Навязавши веревки и приготовив невод, мужики лезут в воду. Передом идет деревенский заядлый рыболов, длинный и кривой Артюшонок. Перекрестившись, ступает он в воду в рубахе и портках и, поднявши над головой руки, надуваясь, бредет глубже и глубже. Рубаха за спиною его надувается пузырем, сцепившиеся стрекозы садятся на его выгоревший, торчком стоящий над водою картуз. Вот он ныряет на глубоком и, взявши в зубы веревку, с надувшейся горбом рубахой, неловко плывет. За ним плывут, колотя по воде ногами, зубастый Васька и рыжий веснушчатый Окунек.
Невод точно сам собою сползает за ними в воду, прижимая траву и волоча мокрый песок. Мокрые поплавки ныряют и вновь показываются над водою. Тащат молчком, изредка переругиваясь. Давно известны каждая зацепина на дне пруда, всякий подводный камень. А все же за что-то неведомое зацепляется невод, и длинный, худой Артюшонок, бросив веревку, боком, отдуваясь, плывет к месту, где над водою кипят пузыри. Страшно тряся бородою, отфыркиваясь, выкатывая глаза, ныряет он под воду.
— Пошел! Пошел! — кричат с берега мужики.
Невод трогается, и, завязая в илистом дне, с кисетами в картузах (чтобы не подмочить табак), мужики волокут его к берегу. Мелкая рыбешка дождем перепрыгивает через поплавки. В мутной воде видно, как ткнулась в надувшуюся под водою сеть и скрылась большая золотистая рыба.

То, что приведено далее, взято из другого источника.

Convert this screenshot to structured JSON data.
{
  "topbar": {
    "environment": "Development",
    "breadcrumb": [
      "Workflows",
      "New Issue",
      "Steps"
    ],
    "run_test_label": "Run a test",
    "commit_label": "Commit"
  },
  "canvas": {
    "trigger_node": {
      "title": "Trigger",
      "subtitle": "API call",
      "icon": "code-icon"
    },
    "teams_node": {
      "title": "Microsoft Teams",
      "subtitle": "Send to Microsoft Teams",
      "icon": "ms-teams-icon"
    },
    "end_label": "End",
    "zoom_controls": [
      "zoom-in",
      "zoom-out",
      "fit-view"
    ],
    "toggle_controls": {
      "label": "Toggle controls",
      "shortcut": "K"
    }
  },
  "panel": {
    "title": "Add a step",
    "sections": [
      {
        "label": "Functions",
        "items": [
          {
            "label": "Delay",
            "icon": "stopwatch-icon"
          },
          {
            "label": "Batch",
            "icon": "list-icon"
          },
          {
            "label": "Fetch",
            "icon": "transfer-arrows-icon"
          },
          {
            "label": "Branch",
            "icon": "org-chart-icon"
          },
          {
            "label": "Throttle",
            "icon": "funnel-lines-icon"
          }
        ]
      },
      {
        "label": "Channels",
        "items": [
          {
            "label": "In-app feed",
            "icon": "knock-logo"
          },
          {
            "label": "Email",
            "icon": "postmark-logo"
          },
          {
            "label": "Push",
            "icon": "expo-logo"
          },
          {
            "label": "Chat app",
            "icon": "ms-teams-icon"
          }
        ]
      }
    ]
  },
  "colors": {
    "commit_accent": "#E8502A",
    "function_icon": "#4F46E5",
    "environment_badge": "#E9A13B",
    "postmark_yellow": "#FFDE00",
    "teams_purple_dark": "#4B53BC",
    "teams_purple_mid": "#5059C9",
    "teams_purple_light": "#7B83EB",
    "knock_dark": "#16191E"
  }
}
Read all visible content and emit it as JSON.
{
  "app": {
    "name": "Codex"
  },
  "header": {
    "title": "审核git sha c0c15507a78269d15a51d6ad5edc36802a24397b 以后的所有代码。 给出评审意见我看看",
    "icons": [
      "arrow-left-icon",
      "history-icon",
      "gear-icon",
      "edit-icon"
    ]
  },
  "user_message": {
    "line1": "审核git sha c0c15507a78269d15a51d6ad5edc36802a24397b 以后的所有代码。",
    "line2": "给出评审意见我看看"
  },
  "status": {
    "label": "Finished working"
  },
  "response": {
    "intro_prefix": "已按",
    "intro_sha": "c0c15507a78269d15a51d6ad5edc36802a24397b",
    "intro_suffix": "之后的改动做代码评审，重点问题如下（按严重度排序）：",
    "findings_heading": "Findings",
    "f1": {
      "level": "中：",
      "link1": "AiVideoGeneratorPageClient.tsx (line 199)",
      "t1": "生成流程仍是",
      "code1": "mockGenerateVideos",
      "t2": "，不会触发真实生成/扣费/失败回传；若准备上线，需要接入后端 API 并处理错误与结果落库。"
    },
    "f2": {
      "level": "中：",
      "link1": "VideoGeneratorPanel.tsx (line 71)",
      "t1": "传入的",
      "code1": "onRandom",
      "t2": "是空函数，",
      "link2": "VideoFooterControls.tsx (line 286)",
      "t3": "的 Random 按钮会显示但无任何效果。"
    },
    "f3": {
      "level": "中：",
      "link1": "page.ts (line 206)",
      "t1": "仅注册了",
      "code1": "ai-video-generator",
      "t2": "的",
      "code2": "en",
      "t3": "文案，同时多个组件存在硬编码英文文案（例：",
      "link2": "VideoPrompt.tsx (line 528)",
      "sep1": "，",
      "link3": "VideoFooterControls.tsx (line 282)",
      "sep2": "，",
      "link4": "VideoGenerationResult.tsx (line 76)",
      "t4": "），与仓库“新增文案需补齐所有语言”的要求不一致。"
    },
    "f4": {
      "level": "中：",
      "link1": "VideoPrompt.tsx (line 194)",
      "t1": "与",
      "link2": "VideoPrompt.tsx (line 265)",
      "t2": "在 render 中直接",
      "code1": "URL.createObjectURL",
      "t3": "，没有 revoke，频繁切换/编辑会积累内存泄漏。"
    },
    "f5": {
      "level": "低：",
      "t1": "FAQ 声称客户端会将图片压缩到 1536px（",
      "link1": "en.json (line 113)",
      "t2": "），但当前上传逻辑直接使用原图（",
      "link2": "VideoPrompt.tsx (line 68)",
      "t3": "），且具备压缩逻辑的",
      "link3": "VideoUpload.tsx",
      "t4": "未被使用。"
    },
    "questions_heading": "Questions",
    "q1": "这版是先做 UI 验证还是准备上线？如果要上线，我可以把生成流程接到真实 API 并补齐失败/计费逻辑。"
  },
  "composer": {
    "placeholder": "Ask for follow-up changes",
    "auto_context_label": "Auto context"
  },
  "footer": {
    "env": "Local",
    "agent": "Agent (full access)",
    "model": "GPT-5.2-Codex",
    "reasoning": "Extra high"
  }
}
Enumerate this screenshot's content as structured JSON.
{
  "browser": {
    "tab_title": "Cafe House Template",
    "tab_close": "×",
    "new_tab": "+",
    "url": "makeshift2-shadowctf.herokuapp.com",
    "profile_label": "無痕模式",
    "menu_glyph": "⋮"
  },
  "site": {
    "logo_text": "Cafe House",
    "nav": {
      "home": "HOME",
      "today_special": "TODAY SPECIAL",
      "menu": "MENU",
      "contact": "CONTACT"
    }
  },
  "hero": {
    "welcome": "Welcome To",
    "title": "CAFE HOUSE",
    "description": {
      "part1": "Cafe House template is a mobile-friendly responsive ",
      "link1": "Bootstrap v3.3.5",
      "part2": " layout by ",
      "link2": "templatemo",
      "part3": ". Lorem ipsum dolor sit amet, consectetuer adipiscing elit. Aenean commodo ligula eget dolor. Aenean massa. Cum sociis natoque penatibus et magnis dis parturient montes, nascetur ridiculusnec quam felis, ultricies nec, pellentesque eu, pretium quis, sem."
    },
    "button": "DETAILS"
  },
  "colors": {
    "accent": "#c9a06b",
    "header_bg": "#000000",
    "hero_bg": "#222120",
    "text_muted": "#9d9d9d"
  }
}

Мужики тащат, шлепая по воде, пятясь, выволакивают на берег мокрые, обвешанные водорослями «клячи». С обвислых порток ручьями льется вода. Артюшонок, весь облепленный тиной, стоя на четвереньках, руками «сшивает» под водою нижнюю тетиву. Толстая спина и золотой бок огромного леща показываются в грязной воде.
— Есть, есть рыбка! — веселые кричат голоса.
Вместе с Артюшонком, пятящимся по-рачьи, выходит из воды тяжелая, наполненная рыбой мотня. В ней бьется, переливается что-то скользкое, серебряное и живое. Мужики, побросав крылья, шаркая облипшими на теле портками, подбегают, хватаются за шнуры.
— Есть, есть рыба! — кричат они, выворачивая на берег наполненную лещами мотню.
— Лещи, братцы!..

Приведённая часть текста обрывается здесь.